Cattolica, cambia governance e apre ai fondi

Cattolica Assicurazioni cambia la governance. E, soprattutto, apre il cda ai fondi. A larghissima maggioranza, con solo due voti contrari e un astenuto su 3.776 soci presenti, l’assemblea della compagnia ha approvato la riforma dello statuto con cui la cooperativa ha adottato il sistema monistico.

“Crediamo che questa riforma possa avviare un nuovo capitolo della storia di Cattolica adeguando la governance alle sfide del mercato” ha detto il presidente, Paolo Bedoni. La revisione dello statuto, ha aggiunto l’ad Alberto Minali, “assicura snellezza operativa, chiarezza di ruoli e raggiungimento degli obiettivi”.

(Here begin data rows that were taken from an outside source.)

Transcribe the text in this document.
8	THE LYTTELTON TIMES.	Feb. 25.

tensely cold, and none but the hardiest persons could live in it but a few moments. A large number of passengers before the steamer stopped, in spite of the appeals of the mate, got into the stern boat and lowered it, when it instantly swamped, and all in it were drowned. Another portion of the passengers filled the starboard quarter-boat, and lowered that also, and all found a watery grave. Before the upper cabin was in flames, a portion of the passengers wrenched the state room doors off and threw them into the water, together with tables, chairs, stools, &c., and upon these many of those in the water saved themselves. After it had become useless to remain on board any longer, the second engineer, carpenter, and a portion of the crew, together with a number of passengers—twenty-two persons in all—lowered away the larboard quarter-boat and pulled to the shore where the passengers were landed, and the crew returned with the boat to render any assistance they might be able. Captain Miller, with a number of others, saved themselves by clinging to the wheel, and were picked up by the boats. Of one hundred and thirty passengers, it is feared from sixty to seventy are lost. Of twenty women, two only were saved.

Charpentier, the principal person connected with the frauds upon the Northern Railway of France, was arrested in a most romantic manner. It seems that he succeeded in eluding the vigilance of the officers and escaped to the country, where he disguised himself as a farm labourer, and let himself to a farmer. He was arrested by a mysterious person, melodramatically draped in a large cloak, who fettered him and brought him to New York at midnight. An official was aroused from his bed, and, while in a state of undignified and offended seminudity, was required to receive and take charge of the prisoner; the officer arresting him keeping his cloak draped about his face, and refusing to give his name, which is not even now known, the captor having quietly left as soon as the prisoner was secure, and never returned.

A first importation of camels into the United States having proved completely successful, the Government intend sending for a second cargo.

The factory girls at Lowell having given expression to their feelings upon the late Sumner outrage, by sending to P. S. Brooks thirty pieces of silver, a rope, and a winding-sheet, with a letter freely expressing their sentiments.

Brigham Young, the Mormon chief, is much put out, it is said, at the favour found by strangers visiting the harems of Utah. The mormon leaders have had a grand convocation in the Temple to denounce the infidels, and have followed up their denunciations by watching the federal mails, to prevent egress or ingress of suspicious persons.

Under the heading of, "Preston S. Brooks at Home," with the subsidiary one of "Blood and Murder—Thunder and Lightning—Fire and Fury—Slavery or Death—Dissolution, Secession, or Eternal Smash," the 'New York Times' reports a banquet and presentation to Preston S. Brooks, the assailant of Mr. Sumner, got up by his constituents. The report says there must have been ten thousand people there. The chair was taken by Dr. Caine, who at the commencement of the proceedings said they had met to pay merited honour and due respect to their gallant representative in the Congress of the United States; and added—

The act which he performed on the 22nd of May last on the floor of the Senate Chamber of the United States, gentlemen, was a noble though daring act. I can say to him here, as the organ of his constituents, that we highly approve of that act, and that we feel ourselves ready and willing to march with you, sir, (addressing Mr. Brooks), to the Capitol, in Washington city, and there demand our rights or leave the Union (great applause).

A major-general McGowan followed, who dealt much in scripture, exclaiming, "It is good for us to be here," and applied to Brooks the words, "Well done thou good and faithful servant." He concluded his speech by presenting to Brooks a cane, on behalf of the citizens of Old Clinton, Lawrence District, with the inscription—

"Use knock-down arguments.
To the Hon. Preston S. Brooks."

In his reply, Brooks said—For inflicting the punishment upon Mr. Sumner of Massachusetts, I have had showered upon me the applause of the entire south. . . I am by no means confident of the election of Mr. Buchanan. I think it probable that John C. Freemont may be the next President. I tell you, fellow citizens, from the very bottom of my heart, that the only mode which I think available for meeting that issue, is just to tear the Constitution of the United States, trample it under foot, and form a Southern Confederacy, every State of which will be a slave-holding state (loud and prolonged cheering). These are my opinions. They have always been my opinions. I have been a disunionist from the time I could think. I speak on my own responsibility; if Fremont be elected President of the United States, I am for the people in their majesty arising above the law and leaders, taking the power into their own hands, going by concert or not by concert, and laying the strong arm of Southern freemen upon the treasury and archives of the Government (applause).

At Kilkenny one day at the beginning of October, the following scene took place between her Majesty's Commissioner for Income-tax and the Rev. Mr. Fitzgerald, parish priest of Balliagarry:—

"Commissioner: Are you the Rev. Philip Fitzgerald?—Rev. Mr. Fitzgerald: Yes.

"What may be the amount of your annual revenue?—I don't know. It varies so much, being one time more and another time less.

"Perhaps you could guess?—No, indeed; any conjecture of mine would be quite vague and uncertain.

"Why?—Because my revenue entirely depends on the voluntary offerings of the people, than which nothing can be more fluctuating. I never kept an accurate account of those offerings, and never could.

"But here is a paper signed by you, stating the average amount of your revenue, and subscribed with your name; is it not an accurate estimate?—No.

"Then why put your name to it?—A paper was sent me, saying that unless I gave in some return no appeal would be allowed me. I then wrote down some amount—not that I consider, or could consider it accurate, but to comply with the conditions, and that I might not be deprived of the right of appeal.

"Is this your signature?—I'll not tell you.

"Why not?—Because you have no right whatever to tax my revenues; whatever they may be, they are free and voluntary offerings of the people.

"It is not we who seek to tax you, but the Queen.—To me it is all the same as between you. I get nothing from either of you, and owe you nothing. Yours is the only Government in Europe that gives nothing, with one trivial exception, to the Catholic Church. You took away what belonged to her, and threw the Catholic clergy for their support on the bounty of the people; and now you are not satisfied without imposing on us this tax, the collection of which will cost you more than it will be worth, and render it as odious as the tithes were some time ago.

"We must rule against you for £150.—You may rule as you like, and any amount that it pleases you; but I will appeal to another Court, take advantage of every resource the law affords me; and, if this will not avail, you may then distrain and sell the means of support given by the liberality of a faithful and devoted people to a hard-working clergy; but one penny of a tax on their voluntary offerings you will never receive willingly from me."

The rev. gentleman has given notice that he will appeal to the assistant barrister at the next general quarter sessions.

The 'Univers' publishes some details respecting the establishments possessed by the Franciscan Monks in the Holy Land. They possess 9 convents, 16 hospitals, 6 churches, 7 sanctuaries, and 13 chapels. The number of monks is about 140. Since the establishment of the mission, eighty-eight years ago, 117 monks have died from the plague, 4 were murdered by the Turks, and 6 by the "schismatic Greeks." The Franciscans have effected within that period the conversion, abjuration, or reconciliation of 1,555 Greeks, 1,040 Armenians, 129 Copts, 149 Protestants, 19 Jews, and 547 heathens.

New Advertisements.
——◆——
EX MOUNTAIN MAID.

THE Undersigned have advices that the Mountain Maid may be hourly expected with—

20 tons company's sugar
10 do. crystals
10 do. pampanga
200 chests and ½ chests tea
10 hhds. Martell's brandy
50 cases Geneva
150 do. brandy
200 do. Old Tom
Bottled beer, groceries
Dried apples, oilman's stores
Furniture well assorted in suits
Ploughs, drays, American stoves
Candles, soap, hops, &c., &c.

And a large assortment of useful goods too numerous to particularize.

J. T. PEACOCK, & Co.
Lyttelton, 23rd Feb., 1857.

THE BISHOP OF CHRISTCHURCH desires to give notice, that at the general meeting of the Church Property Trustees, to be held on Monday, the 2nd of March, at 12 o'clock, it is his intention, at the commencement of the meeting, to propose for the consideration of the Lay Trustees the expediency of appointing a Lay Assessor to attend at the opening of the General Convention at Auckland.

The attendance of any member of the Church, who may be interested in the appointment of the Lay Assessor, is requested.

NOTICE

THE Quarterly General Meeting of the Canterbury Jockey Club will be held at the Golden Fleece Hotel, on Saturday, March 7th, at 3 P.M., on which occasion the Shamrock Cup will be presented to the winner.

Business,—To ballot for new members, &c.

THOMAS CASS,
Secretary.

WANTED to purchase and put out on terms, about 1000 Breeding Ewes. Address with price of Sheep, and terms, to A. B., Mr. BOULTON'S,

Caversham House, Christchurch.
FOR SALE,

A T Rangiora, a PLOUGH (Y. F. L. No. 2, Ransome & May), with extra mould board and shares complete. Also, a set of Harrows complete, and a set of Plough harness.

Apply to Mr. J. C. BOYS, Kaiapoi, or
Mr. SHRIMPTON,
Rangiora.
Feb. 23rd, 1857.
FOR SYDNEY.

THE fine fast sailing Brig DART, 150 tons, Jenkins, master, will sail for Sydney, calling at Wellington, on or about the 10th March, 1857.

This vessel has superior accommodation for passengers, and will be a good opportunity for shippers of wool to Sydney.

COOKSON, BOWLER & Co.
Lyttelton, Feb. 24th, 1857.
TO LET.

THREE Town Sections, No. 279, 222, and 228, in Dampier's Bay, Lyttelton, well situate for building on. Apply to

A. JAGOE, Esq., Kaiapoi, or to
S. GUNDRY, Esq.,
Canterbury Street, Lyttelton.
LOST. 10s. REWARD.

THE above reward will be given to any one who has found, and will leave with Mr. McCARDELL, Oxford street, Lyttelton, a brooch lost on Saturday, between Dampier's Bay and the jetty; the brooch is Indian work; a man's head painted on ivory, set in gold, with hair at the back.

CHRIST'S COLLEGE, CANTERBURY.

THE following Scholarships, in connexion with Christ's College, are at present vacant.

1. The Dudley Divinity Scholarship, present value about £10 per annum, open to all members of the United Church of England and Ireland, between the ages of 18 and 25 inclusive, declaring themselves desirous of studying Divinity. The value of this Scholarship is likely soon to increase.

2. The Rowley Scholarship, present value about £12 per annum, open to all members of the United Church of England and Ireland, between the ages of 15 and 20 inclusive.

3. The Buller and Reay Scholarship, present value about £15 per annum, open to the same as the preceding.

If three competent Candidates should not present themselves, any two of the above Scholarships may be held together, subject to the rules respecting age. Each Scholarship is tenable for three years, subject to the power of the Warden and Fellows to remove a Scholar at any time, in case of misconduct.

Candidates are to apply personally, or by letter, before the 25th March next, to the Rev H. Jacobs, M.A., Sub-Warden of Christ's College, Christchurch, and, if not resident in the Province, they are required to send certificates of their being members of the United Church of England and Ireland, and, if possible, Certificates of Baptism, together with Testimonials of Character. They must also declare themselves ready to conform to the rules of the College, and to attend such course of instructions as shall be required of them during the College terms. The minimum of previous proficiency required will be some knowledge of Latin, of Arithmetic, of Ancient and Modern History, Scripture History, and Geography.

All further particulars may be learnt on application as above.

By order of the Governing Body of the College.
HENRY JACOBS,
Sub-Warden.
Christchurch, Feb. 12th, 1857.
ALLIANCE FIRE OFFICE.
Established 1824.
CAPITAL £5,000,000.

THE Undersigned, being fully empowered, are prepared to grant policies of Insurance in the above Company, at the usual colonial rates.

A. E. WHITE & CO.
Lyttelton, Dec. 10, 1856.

Cattolica riduce così da 18 a 17 i posti in cda ed elimina il collegio sindacale, le cui funzioni di controllo vengono assorbite all’interno del consiglio. Nel cda troveranno rappresentanza i fondi, che avranno diritto a un posto nel caso in cui la loro lista venga votata da una quota compresa tra il 10 e il 15% del capitale e due posti qualora il sostegno superi il 15%. Ogni singolo investitore istituzionale comunque non potrà votare in assemblea con più del 5% del capitale.

Per quanto l’apertura ai fondi sia “apprezzabile” la riforma è “incompiuta perché solo con la trasformazione in spa si potrà dire realizzato il percorso iniziato da Cattolica per garantire la sua autonomia e il suo sviluppo”, ha detto l’avvocato Dario Trevisan, intervenuto in qualità di socio ma rappresentando il pensiero di molti investitori istituzionali, di cui storicamente porta in assemblee istanze e quote.